Une alerte sans détour après des semaines de chaleur extrême
Les chaleurs exceptionnelles de ces dernières semaines laissent déjà des traces profondes dans les champs et les étables des Deux-Sèvres. Mercredi 1er juillet 2026, lors d’une conférence de presse, le président de la chambre d’agriculture Charente-Maritime et Deux-Sèvres, Denis Mousseau, a dressé un premier état des lieux, sans minimiser l’ampleur des dégâts.
« Je peux déjà vous annoncer que l’année va être dramatique. Et on n’a pas encore mesuré tous les impacts de la canicule. »
Le responsable agricole parle d’effets « très importants » sur plusieurs productions, du lait aux grandes cultures, avec des reculs déjà mesurables. Il appelle les pouvoirs publics à faire preuve de solidarité avec un monde agricole pris de plein fouet par la canicule.
Elevage laitier: une chute de production par vache
En élevage, la chaleur a rapidement dégradé les performances. Selon les éléments avancés, la production laitière a reculé jusqu’à 8 litres par jour et par animal, pour des rendements habituels compris entre 30 et 40 litres. Cette contraction, liée au stress thermique et à une moindre ingestion, pèse directement sur la trésorerie des exploitations et interroge la capacité de rattrapage à court terme.

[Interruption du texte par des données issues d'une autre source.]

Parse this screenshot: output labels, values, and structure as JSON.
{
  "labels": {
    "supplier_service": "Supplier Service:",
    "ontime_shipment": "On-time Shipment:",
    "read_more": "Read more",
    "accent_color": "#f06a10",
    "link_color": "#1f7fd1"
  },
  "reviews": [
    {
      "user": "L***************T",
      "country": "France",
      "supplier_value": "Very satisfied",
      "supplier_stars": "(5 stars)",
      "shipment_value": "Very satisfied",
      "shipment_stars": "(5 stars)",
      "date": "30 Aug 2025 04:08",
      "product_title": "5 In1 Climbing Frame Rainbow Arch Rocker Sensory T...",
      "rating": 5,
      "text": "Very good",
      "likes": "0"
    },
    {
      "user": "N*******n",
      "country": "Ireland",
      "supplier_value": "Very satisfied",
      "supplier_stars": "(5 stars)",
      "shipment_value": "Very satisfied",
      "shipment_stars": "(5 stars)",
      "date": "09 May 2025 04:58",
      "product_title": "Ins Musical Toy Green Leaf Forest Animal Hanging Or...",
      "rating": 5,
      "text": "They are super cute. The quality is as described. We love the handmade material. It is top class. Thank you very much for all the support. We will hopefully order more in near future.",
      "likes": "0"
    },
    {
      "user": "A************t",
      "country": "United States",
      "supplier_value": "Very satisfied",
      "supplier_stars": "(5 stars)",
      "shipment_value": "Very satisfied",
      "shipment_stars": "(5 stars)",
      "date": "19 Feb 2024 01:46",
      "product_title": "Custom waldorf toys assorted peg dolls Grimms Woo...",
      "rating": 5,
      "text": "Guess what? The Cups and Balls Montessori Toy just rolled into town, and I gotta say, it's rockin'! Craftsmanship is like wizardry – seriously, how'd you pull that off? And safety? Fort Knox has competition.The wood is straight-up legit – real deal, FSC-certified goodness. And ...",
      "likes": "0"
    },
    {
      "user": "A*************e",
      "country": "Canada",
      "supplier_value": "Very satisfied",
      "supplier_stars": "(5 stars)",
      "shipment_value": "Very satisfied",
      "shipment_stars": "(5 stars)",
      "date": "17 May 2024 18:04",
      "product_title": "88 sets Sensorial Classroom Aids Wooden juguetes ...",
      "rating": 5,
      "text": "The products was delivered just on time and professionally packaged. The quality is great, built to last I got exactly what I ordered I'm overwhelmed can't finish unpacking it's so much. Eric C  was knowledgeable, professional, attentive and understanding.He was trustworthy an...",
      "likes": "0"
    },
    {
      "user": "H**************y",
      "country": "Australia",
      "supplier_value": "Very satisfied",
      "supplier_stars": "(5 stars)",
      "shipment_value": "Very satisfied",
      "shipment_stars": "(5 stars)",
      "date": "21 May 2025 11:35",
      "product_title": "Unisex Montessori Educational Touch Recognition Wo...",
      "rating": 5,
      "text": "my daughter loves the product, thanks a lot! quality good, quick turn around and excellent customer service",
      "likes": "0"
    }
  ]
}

- Baisse quotidienne jusqu’à 8 L/vache
- Niveaux usuels: 30–40 L par animal
- Effet immédiat sur le revenu des élevages
Céréales et protéagineux: des rendements en retrait
Dans les parcelles, le constat est similaire: maturations accélérées, remplissage des grains contrarié et espoirs de volumes revus à la baisse. Les premiers retours de terrain mentionnés indiquent un blé autour de 35 quintaux, des orges qui plafonnent entre 30 et 60 quintaux (contre des fourchettes habituelles de 55 à 80), et des pois de printemps évalués à 15–20 quintaux, soit environ la moitié de ce qui était attendu.

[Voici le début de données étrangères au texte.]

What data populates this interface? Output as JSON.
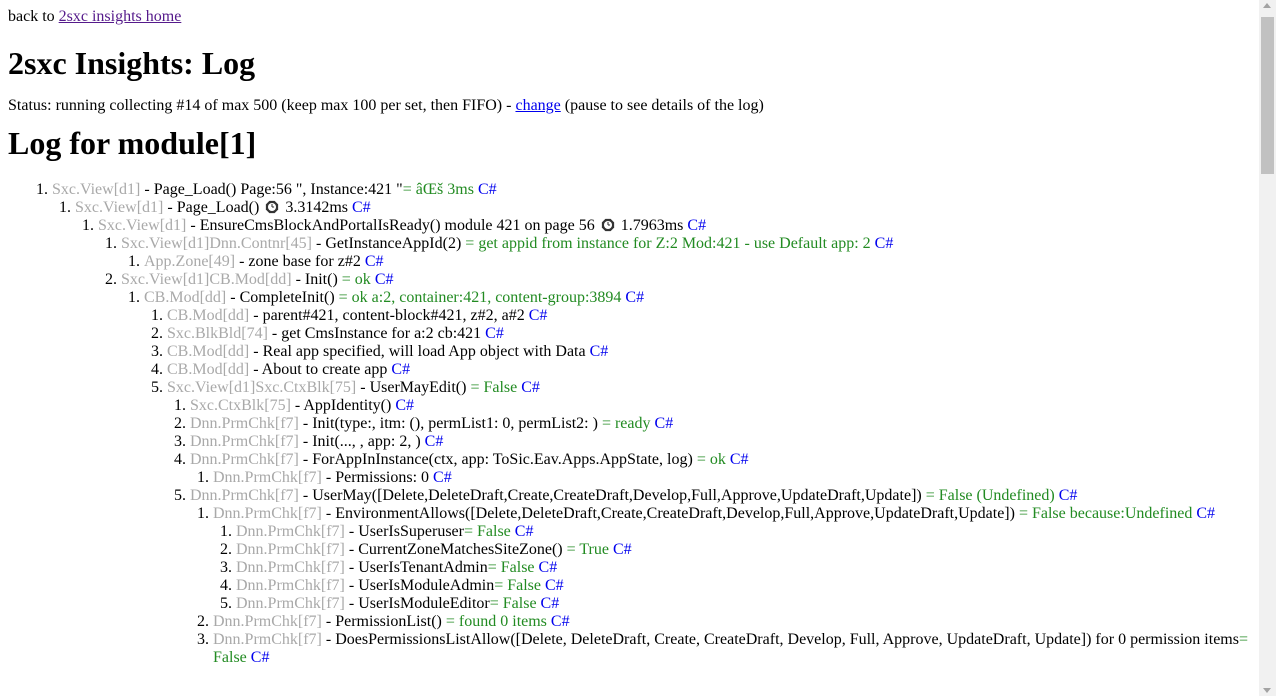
{
  "back": {
    "prefix": "back to ",
    "link": "2sxc insights home"
  },
  "title": "2sxc Insights: Log",
  "status": {
    "text": "Status: running collecting #14 of max 500 (keep max 100 per set, then FIFO) - ",
    "link": "change",
    "suffix": " (pause to see details of the log)"
  },
  "log_title": "Log for module[1]",
  "cs_label": "C#",
  "clock_icon": "clock-icon",
  "colors": {
    "source": "#a9a9a9",
    "result": "#228b22",
    "link": "#0000ee",
    "visited": "#551a8b"
  },
  "entries": [
    {
      "src": "Sxc.View[d1]",
      "msg": " - Page_Load() Page:56 \", Instance:421 \"",
      "res": "= âŒš 3ms",
      "children": [
        {
          "src": "Sxc.View[d1]",
          "msg": " - Page_Load() ",
          "clock": true,
          "post": " 3.3142ms",
          "children": [
            {
              "src": "Sxc.View[d1]",
              "msg": " - EnsureCmsBlockAndPortalIsReady() module 421 on page 56 ",
              "clock": true,
              "post": " 1.7963ms",
              "children": [
                {
                  "src": "Sxc.View[d1]Dnn.Contnr[45]",
                  "msg": " - GetInstanceAppId(2) ",
                  "res": "= get appid from instance for Z:2 Mod:421 - use Default app: 2",
                  "children": [
                    {
                      "src": "App.Zone[49]",
                      "msg": " - zone base for z#2"
                    }
                  ]
                },
                {
                  "src": "Sxc.View[d1]CB.Mod[dd]",
                  "msg": " - Init() ",
                  "res": "= ok",
                  "children": [
                    {
                      "src": "CB.Mod[dd]",
                      "msg": " - CompleteInit() ",
                      "res": "= ok a:2, container:421, content-group:3894",
                      "children": [
                        {
                          "src": "CB.Mod[dd]",
                          "msg": " - parent#421, content-block#421, z#2, a#2"
                        },
                        {
                          "src": "Sxc.BlkBld[74]",
                          "msg": " - get CmsInstance for a:2 cb:421"
                        },
                        {
                          "src": "CB.Mod[dd]",
                          "msg": " - Real app specified, will load App object with Data"
                        },
                        {
                          "src": "CB.Mod[dd]",
                          "msg": " - About to create app"
                        },
                        {
                          "src": "Sxc.View[d1]Sxc.CtxBlk[75]",
                          "msg": " - UserMayEdit() ",
                          "res": "= False",
                          "children": [
                            {
                              "src": "Sxc.CtxBlk[75]",
                              "msg": " - AppIdentity()"
                            },
                            {
                              "src": "Dnn.PrmChk[f7]",
                              "msg": " - Init(type:, itm: (), permList1: 0, permList2: ) ",
                              "res": "= ready"
                            },
                            {
                              "src": "Dnn.PrmChk[f7]",
                              "msg": " - Init(..., , app: 2, )"
                            },
                            {
                              "src": "Dnn.PrmChk[f7]",
                              "msg": " - ForAppInInstance(ctx, app: ToSic.Eav.Apps.AppState, log) ",
                              "res": "= ok",
                              "children": [
                                {
                                  "src": "Dnn.PrmChk[f7]",
                                  "msg": " - Permissions: 0"
                                }
                              ]
                            },
                            {
                              "src": "Dnn.PrmChk[f7]",
                              "msg": " - UserMay([Delete,DeleteDraft,Create,CreateDraft,Develop,Full,Approve,UpdateDraft,Update]) ",
                              "res": "= False (Undefined)",
                              "children": [
                                {
                                  "src": "Dnn.PrmChk[f7]",
                                  "msg": " - EnvironmentAllows([Delete,DeleteDraft,Create,CreateDraft,Develop,Full,Approve,UpdateDraft,Update]) ",
                                  "res": "= False because:Undefined",
                                  "children": [
                                    {
                                      "src": "Dnn.PrmChk[f7]",
                                      "msg": " - UserIsSuperuser",
                                      "res": "= False"
                                    },
                                    {
                                      "src": "Dnn.PrmChk[f7]",
                                      "msg": " - CurrentZoneMatchesSiteZone() ",
                                      "res": "= True"
                                    },
                                    {
                                      "src": "Dnn.PrmChk[f7]",
                                      "msg": " - UserIsTenantAdmin",
                                      "res": "= False"
                                    },
                                    {
                                      "src": "Dnn.PrmChk[f7]",
                                      "msg": " - UserIsModuleAdmin",
                                      "res": "= False"
                                    },
                                    {
                                      "src": "Dnn.PrmChk[f7]",
                                      "msg": " - UserIsModuleEditor",
                                      "res": "= False"
                                    }
                                  ]
                                },
                                {
                                  "src": "Dnn.PrmChk[f7]",
                                  "msg": " - PermissionList() ",
                                  "res": "= found 0 items"
                                },
                                {
                                  "src": "Dnn.PrmChk[f7]",
                                  "msg": " - DoesPermissionsListAllow([Delete, DeleteDraft, Create, CreateDraft, Develop, Full, Approve, UpdateDraft, Update]) for 0 permission items",
                                  "res": "= False"
                                }
                              ]
                            }
                          ]
                        }
                      ]
                    }
                  ]
                }
              ]
            }
          ]
        }
      ]
    }
  ]
}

| Culture | Rendement observé | Référence habituelle |
|---|---|---|
| Blé | 35 q/ha | — |
| Orge | 30–60 q/ha | 55–80 q/ha |
| Pois de printemps | 15–20 q/ha | Environ deux fois plus |
Un point positif est toutefois signalé: la qualité du blé semble au rendez-vous. Cette appréciation, si elle se confirme, pourrait partiellement compenser les pertes de volumes à la commercialisation, mais elle ne suffira pas à équilibrer l’ensemble des comptes.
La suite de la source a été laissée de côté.